Like so many with his disorder, Tillet eventually suffered health problems and retired from the sport in 1953. Within two years he was dead. Few today are even aware of Maurice Tillet. But he led a genuinely interesting life. He could speak several languages and had traveled the world. His signature move was the bear hug and another of his ring names was “The Ugliest Man in the World”. It was world war two that forced him to move to America. While there he was examined by Harvard biologists. They declared him the closest living creature to Neanderthal man. His head was twice the size of other men and he possessed abnormal strength.
Tillet would sometimes demonstrate this strength by pulling cars by himseld. He also lived longer than most with his condition, dying at age 50. But most interesting of all is that Shrek might be based on him. Dreamworks have never revealed the inspiration for Shrek, but look at him! He’s white Shrek. He just is. Maurice Tillet is not the only man said to have been inspiration for an animated character.
Popeye was created in 1929 by Elzie Segar, born and raised in Chester Illinois. As the character went mainstream, Chester locals had a good idea what inspired the creation. According to them it was based on a local man by the name of Frank Fiegel. Fiegel was a toothless pipe smoker known for fighting and being fearless. Standing just 5 foot 11 and of slight build, he was considered among the strongest and toughest of men around. After a few bears he was ready to fight anyone.
Maybe this was changed to spinache, as to not encourage young people to drink, which it would have. In fact, when Popeye cartoon strips went mainstream, spinach sales went up almost 33 percent. Frank Fiegel died in 1947. On his grave stone is simply an engraving of Popeye.
Another cartoon character based on a real historical figure is Tintin. Tintin, the best thing to come out of Belgium since pornography. Firest appearing in 1929 he’s a boy reporter, traveling the world and writes on his adventures for a newspaper. Well it turns out he was based on a real life Danish boy.
In 1928, 15 year old Palle Huld left on a journey that would take him around the world in just 44 days. Financed by a newspaper the journey took him to China, the Soviet Union, Japan, and Canada among other countries. On returning to Denmark he was greated by a massive cheering crowd and soon wrote a book about the experience.
In it he told of encounters with native american tribes, Japanese military officials, and other difperate cultures. It’s universally accepted that his boy was the basis for Tintin. It’s also known that another character, the evil Colonel Sponsz, was based on the author’s younger brother. He was a soldier who shaved his head to look more intimidating.

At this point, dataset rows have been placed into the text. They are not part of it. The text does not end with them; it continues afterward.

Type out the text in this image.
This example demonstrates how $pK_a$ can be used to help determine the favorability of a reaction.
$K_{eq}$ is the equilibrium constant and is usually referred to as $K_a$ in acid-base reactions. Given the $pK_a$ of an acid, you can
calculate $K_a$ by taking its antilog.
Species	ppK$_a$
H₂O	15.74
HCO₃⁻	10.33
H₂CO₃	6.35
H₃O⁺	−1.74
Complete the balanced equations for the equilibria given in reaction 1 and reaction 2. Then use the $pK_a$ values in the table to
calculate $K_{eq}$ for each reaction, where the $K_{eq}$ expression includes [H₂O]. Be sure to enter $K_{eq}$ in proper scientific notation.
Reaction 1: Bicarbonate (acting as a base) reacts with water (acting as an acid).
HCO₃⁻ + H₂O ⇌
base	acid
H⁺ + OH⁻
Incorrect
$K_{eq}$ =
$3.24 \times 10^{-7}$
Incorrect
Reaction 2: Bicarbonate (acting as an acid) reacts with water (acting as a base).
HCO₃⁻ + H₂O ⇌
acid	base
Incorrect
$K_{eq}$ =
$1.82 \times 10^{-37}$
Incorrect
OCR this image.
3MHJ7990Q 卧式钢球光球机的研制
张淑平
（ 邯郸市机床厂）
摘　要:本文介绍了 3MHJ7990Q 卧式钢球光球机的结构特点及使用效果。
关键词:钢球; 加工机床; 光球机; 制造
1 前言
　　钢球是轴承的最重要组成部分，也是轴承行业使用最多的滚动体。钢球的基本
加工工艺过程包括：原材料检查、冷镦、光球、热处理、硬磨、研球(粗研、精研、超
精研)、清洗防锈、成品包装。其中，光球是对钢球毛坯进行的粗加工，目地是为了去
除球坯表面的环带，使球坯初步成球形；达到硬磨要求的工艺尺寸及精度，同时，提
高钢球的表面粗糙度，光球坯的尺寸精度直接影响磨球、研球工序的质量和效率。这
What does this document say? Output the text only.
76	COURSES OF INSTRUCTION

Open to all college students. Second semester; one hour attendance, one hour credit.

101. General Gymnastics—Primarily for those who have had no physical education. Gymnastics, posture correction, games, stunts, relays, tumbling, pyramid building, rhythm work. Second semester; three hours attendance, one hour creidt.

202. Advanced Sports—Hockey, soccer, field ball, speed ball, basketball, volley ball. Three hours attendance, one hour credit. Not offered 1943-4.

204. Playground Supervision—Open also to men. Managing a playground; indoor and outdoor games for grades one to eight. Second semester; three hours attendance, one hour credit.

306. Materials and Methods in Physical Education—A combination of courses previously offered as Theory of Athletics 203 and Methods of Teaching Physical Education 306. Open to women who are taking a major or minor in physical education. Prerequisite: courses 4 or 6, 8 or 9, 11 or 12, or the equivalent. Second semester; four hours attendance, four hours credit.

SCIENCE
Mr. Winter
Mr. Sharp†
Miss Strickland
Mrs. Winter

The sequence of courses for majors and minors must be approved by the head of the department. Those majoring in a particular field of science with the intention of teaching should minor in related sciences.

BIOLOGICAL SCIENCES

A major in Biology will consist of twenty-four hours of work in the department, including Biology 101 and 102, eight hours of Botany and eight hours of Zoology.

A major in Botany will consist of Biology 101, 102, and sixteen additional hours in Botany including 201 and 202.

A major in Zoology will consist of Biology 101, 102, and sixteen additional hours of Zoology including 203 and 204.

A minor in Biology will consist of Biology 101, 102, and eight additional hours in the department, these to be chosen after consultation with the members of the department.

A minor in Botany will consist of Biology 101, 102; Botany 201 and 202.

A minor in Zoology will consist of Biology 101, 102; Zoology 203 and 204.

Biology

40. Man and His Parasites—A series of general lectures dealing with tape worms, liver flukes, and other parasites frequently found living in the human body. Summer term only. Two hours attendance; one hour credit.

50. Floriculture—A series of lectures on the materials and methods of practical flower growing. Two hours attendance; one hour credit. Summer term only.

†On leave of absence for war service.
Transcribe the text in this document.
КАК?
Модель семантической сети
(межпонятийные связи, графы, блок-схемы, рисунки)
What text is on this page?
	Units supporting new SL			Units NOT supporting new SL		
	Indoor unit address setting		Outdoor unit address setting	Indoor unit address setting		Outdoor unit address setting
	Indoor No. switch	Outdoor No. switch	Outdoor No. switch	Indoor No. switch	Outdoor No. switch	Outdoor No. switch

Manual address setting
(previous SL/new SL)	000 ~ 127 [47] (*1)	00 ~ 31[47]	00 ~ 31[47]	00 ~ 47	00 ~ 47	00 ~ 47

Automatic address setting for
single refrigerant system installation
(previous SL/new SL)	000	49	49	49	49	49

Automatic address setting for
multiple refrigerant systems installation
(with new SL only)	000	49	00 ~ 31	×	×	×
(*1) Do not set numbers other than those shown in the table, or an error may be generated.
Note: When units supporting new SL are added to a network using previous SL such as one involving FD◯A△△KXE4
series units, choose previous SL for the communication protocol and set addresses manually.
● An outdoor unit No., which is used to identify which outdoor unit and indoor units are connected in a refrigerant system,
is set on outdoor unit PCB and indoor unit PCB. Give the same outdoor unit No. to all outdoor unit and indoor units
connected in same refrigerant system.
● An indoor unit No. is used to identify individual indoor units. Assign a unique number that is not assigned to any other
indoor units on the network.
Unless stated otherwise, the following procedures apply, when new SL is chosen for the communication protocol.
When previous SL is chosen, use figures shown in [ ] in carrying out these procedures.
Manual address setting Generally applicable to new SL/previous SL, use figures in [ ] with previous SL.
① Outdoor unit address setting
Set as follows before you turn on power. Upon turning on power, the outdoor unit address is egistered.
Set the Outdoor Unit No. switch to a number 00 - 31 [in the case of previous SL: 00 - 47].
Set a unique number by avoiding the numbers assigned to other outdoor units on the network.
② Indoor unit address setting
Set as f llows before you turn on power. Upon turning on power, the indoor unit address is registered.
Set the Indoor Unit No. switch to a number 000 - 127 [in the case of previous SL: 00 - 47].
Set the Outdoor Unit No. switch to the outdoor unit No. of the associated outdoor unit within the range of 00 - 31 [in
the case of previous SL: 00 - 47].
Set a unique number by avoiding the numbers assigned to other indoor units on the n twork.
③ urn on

Strangely the original purpose of Tintin was to serve as anti-communist propaganda. It’s creator worked for a newspaper literally owned by a fascist who kept a signed photo of Mussolini. So Tintin was only allowed to be published if it showed a clear anti-communist messege. And so the first story was published: Tintin in the land of the Soviets. So there you have it – the origin stories of Tintin Popeye and Shrek.